参考図書、ビデオおよび記事(リンクはAmazonの販売ページ):
働くあなたの脳(Your Brain at Work)…David Rock
勝つための心(With Winning in Mind)…Lanny Bassham
「脳」を変える「心」(Train Your MIND Change Your BRAIN)…Sharon Begley
脳をみる心(Mindsight)…by Daniel J. Siegel, M.D.
感情的な脳を解錠する(Unlocking the Emotional Brain)…Bruce Ecker, Robin Tieie & Laurel Hulley, Routledge
批判的思考スキルの科学ガイド(Your Deceptive Mind: A Scientific Guide to Critical Thinking Skills, from The Great Courses)…Professor Steven Novella公共放送&ホームビデオ(リンクはYoutube):
The Brain Fitness Program
Brain Fitness 2, Sight and Sound
The Brain(ヒストリーチャンネル・2008年)
I Deserve to Win
いろいろ小難しい理屈が並べられていましたが、一番のキモというか「作者が言いたいこと」というのはコレでしょう。
「プレッシャーなんてものは、存在しない」
「プレッシャー」と呼ばれているもの、具体的には大きな試合などで足や手が震えたり動悸が激しくなったり余計なことばかり考えてしまって集中できなかったりする現象は、人間の脳の最も古い部分に根ざす「戦いに備えるため」の本能的な反応である「戦うか逃げるか反応」のうち、望ましくない要素が表に出てきてしまっている状況である……ということが、いろいろな実例や研究結果を通して述べられてきました。

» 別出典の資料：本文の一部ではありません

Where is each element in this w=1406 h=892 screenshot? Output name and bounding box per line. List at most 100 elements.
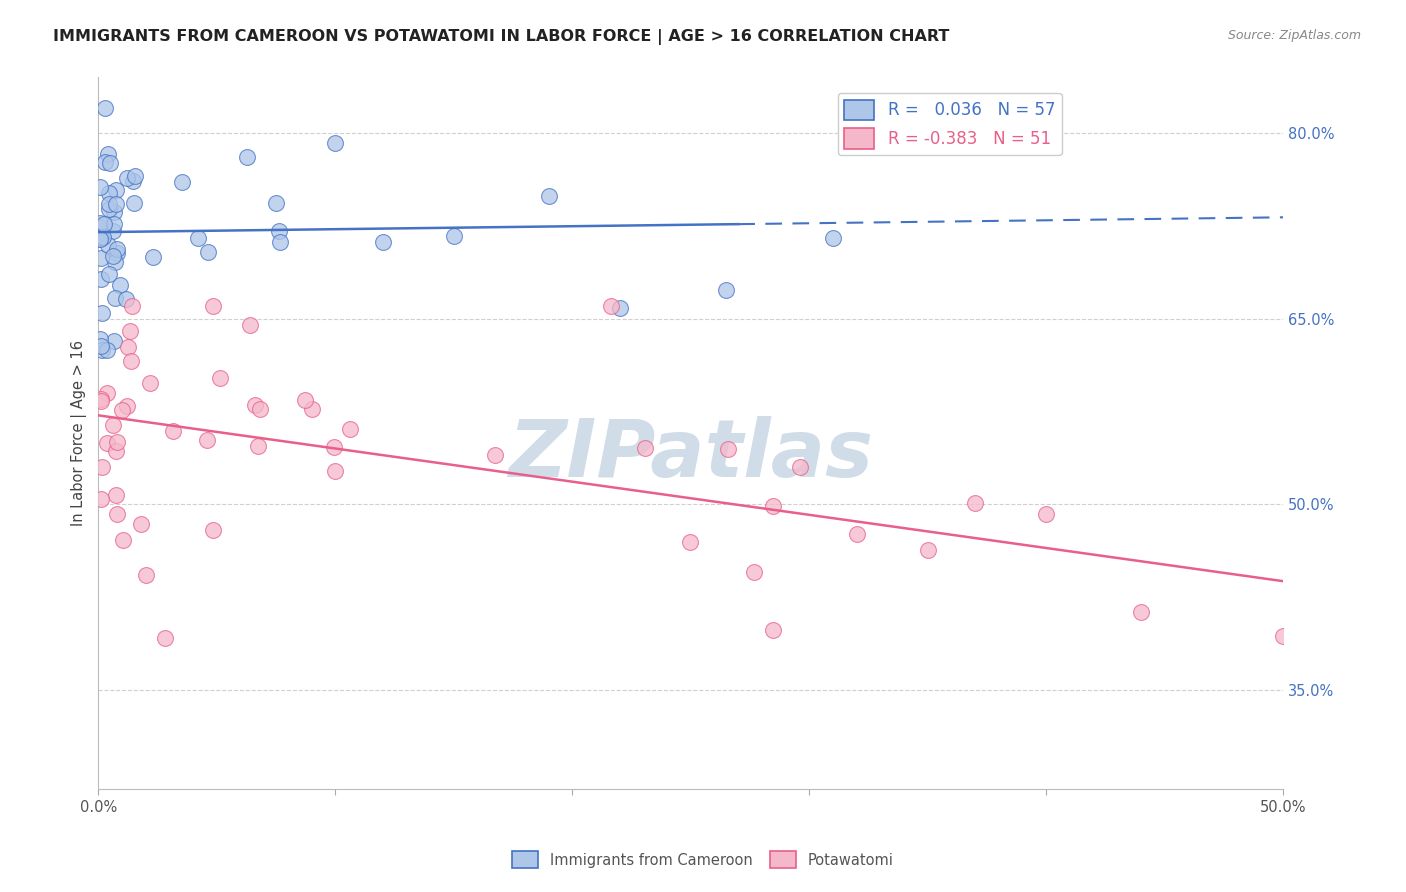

このことは言い換えると、「これがプレッシャーの根源だ」みたいなものが存在しているわけではなく、脳が出している信号をどういう形で受け止めて身体反応として表に出すのかというのはその人次第、ラニー・バッシャムが言うところ「attitude(態度)」によって変わってくるのだということです。
集中すべきことに集中し、余計なことを意識から排除する。現在、または過去の嫌なことが悪い影響を与えそうなら、記憶や信念を「リライト」してプラスの影響がある形へと転換する。そういったことにより、「戦うか逃げるか反応」の一つである「際立った集中力」が発揮され、撃発の瞬間がスローモーションになって見えるようになることすらある……ということが最後に述べられて記事が終了、という形です。
試合になるとプレッシャーのせいで実力がぜんぜん発揮できないから、何度も試合に参加して「試合慣れ」することでプレッシャーを感じないで済むようになろう……というのは、プレッシャーに対抗する手段としてこれまで言われてきた王道のやりかただと思います。その方法自体が間違っているわけではないのでしょうが、試合参加回数を増やすことで身につくのは「プレッシャーを感じない心」ではなく、「プレッシャーの元となる脳からの信号を、パフォーマンスを低下しない形で処理する技術」なんだってことですね。
人よりずっと強いプレッシャーを感じるタチで、練習と試合での成績が極端に違ってしまう人というのは、考えようによっては人よりもずっと強い「戦うか逃げるか反応」を脳が示しているということになるわけですから、その信号を適切に処理する技術さえ身につければ、他の人よりもずっと優れた集中力を発揮できるようになるのかもしれません。「緊張はマイナスだけでなくプラスに働くこともある」なんてのは良く聞くフレーズです。具体的にどうやればそれを実現できるのかということが、この記事で書かれていたことなんだと思います。
長いテキストで、それもいつもの「BBSでの気楽な会話」と違って難しい単語や言い回しもでてくる文章を、稚拙な翻訳で延々と垂れ流してしまい、すみませんでした。完璧に意味が取れたわけじゃなく前後関係から「多分、こういうことを言いたいのだろう」と勝手に想像して元文章とは全然別の言い回しに変えてしまった部分もたくさんありますが、大筋の意味からはそんなに離れていないと思います。
このテキストが、大会での緊張に悩む射手の皆さんのお役に少しでも立てれば幸いです。